Prayer: Experiencing Awe and Intimacy with God

51+5EHbLWwL._SX319_BO1,204,203,200_ I chose to go through this book with my Bible study group. I enjoy Tim Keller and this was a subject I needed to delve into.

I came to this book in some desperation. I believe a number of things that are not evidenced by my daily life. We all feel this to some extent. For me, prayer is the area of my life that least resembles what I believe. Insofar as I am able, I’ve had to ask myself Is it really belief? Part of me thinks and feels in black and white. We believe something, we act in accordance. If the action is not there it is because true belief hasn’t taken place- doubt is in the mix. The other part of me knows all too well that the spirit can be willing and the flesh still weak. This is the murky condition in which I opened this book to read and to work out these inconsistencies alongside some others. If you are one of those others, thank you for the patience, the honesty, and the safe place you have been each Tuesday night this past semester. I know some weeks I came ready to fight and at other times, clearly indifferent.

If I was hoping to get some clear answers, this was not the book. Luckily, that wasn’t what I was looking for. I tend to find wanting the man or woman who has all the answers. I was looking for help- a space and a people and a guide to help me wrestle. This book was the guide, and I recommend it wholeheartedly. But if you really want to dive deep, I would recommend reading this with at least another person to robustly discuss it with. Within some bounds, Keller is open to several different methods of prayer and gives the reader a multitude of different tools. This widened my natural understanding of prayer and gave me the freedom to pray differently than I have historically.

One of the early questions we discussed as a group was How did you learn to pray? Did your parents teach you, did you only hear prayer from the pulpit, or was it at school? We all had widely varying answers, coming from a multitude of different backgrounds religiously, but the bottom line was we weren’t taught. Prayer is not something usually taught. It is something you watch and try to copy, but not directly instructed. I can understand some reasons for this, but overall, it seemed to have negatively affected many of us in the room to have never had any instruction. In that way, this book was helpful without being too narrow on how one should pray.
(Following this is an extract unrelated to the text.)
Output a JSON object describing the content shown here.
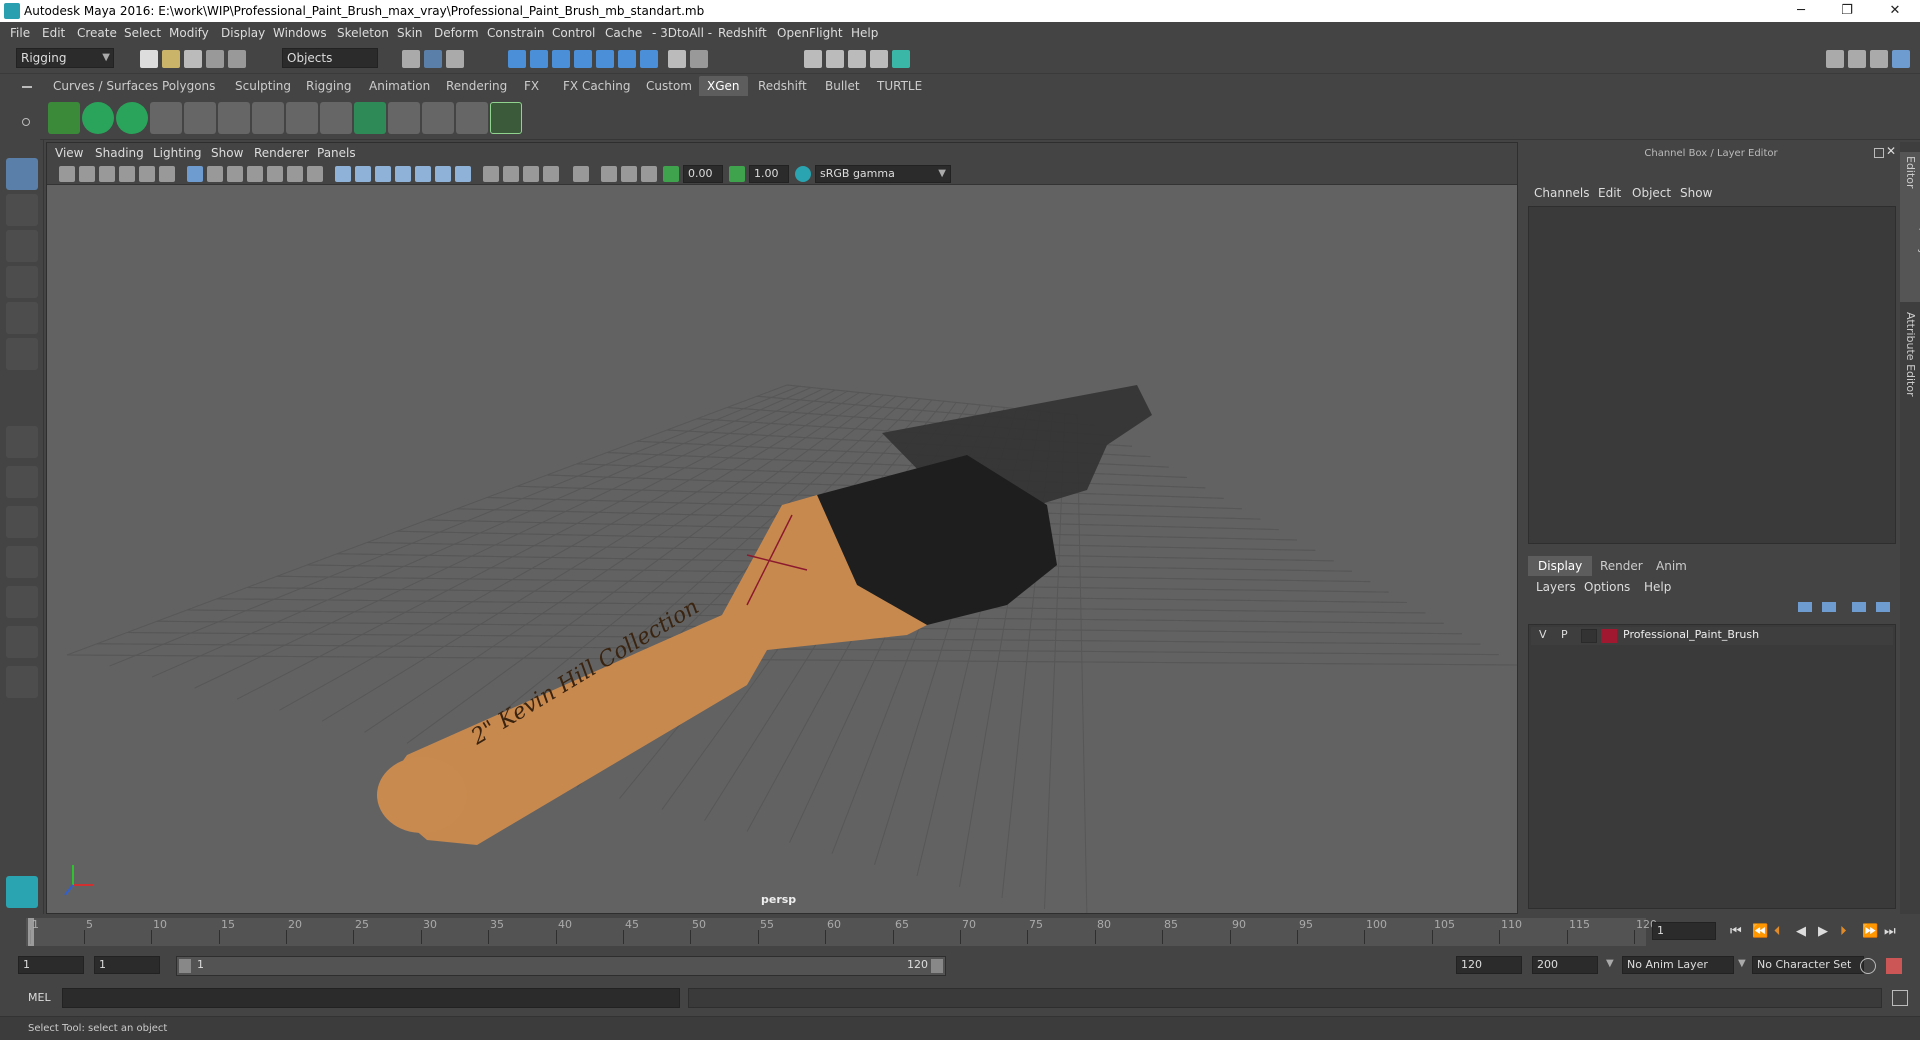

If you enjoy Luther, Calvin, or Augustine, then you will particularly appreciate some of the history of thought surrounding Christian prayer. It was a bit long, and toward the end, I was just ready to be done with it. My biggest critique of the book was that it took 300 pages to give instructions for how to pray, how not to pray, and extensive examples of prayer that would take significant amounts of time (some of the referenced theologians had the habit of praying for three hours a day). This seemed in stark contrast to the Lord’s Prayer, which was Jesus’ answer to the plea teach us to pray. The Lord’s Prayer: a simple, short, direct, thoughtful, unsophisticated prayer. To Keller’s credit, not all of the methods required an hour or more, he encouraged the reader to start small, and raised up the Lord’s Prayer as the ultimate example. Even still, one could come away from such reading overwhelmed and a bit disheartened. This does not, for me anyway, override the amount of helpfulness the book contained. And based on our group’s reflection on never having been taught how to pray, its existence is absolutely necessary.